Hutan daerah utara dari semula ruang terbuka hijau semakin dipadati permukiman, baik berbentuk real estate di bukit-bukit sejuk daerah utara kota Bandung maupun rumah liar di sempadan sungai-sungai besar dan kecil yang dihuni mereka yang berupaya mencari penghidupan di Kota Bandung --yang terus tumbuh dan ingin disebut kota kreatif, kota jasa, yang akan menjadi kota seni dan budaya dalam peringatan 200 tahun Kota Bandung pada 25 September 2010.
Betapa pun ada upaya-upaya yang dilakukan berbagai elemen masyarakat peduli lingkungan hidup, tak akan banyak membawa perubahan bila Pemerintah Kota Bandung belum juga segera bertindak melakukan perbaikan dalam mengatasi penyebab banjir masa kini. Penyebabnya adalah limbah atau sampah yang dibuang ke sungai dan selokan-selokan mulai dari daerah utara hingga ke selatan Kota Bandung.
Pemerintah Provinsi Jawa Barat yang mencanangkan aturan 30 persen ruang terbuka hijau di Jabar ini sebenarnya sudah tepat. Namun, juga menghadapi kendala di lapangan oleh perihal ketidakpatuhan warga akan aturan tersebut. Pemerintah Kota Bandung terheran-heran atas adanya surat tanah kepemilikan yang dimiliki penghuni sempadan sungai dan dikeluarkan instansi resmi.
Hal ini sungguh menjadi tanda tanya masyarakat. Apakah benar para pemangku tugas ini sudah menyadari bahwa mereka sungguh mengabdi kepada masyarakatnya? Untuk menata, mengatur, menegakkan displin serta aturan hukum supaya masyarakat warga kotanya hidup nyaman, aman, dan tenteram? Baiklah hal itu merupakan introspeksi pihak-pihak yang terkait, sekarang bukan lagi zamannya mempersalahkan pihak-pihak tertentu, tetapi untuk memperbaiki semua. Upaya itu yang lebih baik dilakukan.
Jalan-jalan aspal yang berlubang akibat aliran deras air, karena selokan tak sepenuhnya berfungsi menampung debit air yang berlimpah. Penyebabnya adalah bertumpuknya sampah di selokan yang menyumbat saluran. Artinya, drainase Kota Bandung sudah tak memadai lagi jika sekadar menggunakan standar lama kota Bandung.
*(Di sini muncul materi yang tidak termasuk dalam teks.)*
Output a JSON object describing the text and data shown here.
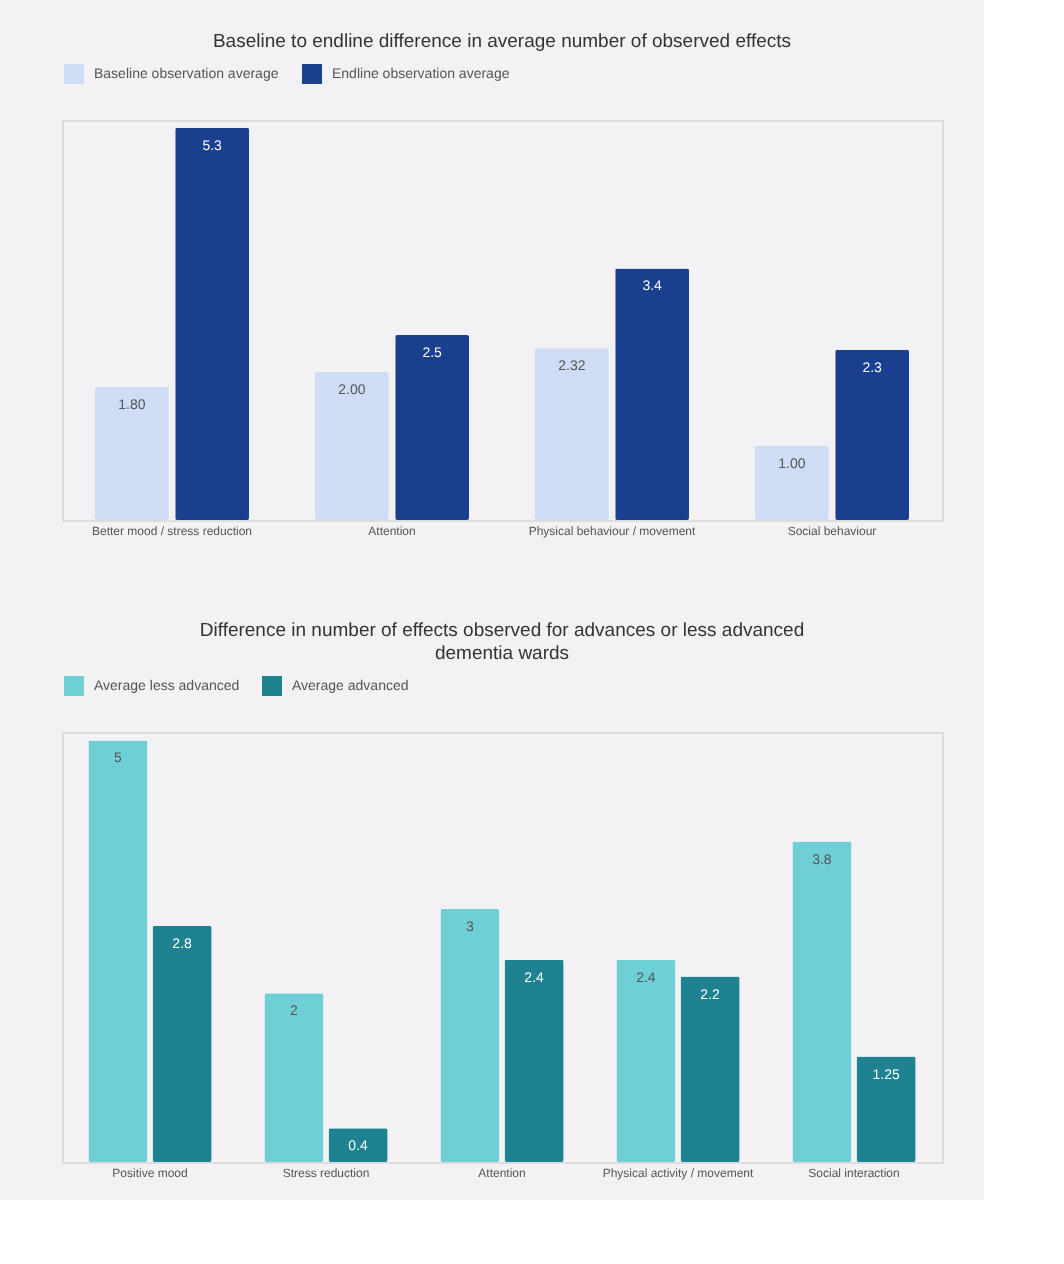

Pembukaan hutan daerah utara, pembangunan gedung, penutupan permukaan tanah oleh sarana jalan di kompleks hunian. Semua itu menyebabkan berkurangnya pori-pori tanah atau daya serap air hujan ke dalam tanah, sehingga mengalir deras ke selatan kota melalui jalan aspal.
Selain soal dimensi ukuran gorong-gorong atau pembuangan air kotor/air deras yang digelontor di bawah tanah di kala musim penghujan datang, perlu ada jadwal yang disiplin tim petugas kebersihan untuk melacak kemungkinan sampah yang menyumbat saluran. Petugas bisa turun ke dalam saluran berukuran cukup besar, membersihkannya dari sampah guna mengalirkan air secara cepat dan lancar tanpa menggenangi permukaan jalan.
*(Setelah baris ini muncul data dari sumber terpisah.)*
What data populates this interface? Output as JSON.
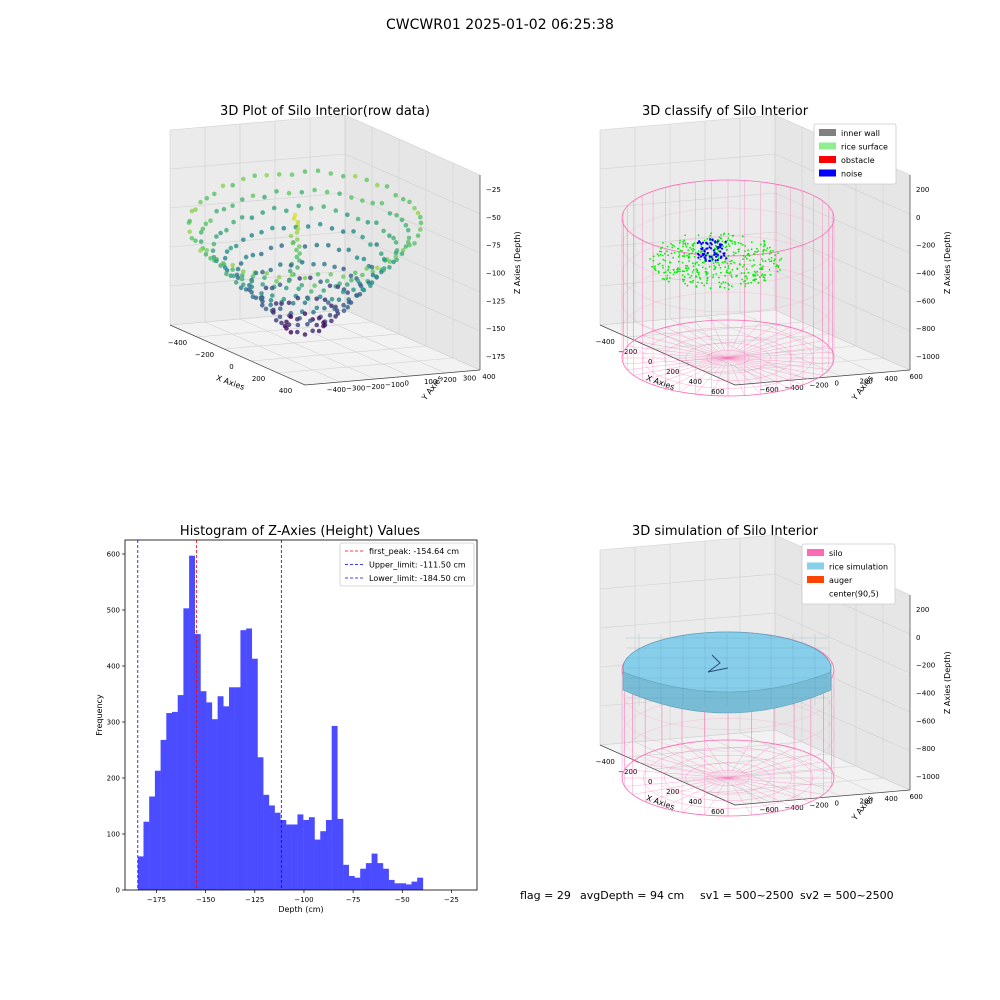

Kapankah para perencana pembangunan kota Bandung membuat perubahan drainase secara total? Kiranya perlu diharapkan, dan dibentuk tim kerja sama para pakar di bidang terkait untuk membuatnya dan bekerja sama dengan para pengembang pembangunan kompleks permukiman se-Kota Bandung dan sekitarnya untuk membuat peta drainase yang berkesinambungan, dari utara ke tengah kota dan terus menuju ke selatan, niscaya Kota Bandung dicintai bukan hanya warganya, tetapi juga wisatawan. Setelah tidak ada lagi banjir, barulah Kota Bandung bisa disebut kota kreatif, karena dapat memecahkan masalahnya. Masalah besar ini sudah mengorbankan banyak orang. Siapa mau peduli harus sungguh-sungguh peduli.***
Penulis, pemerhati perkembangan Kota Bandung, Dekan FSRD Universitas Maranatha.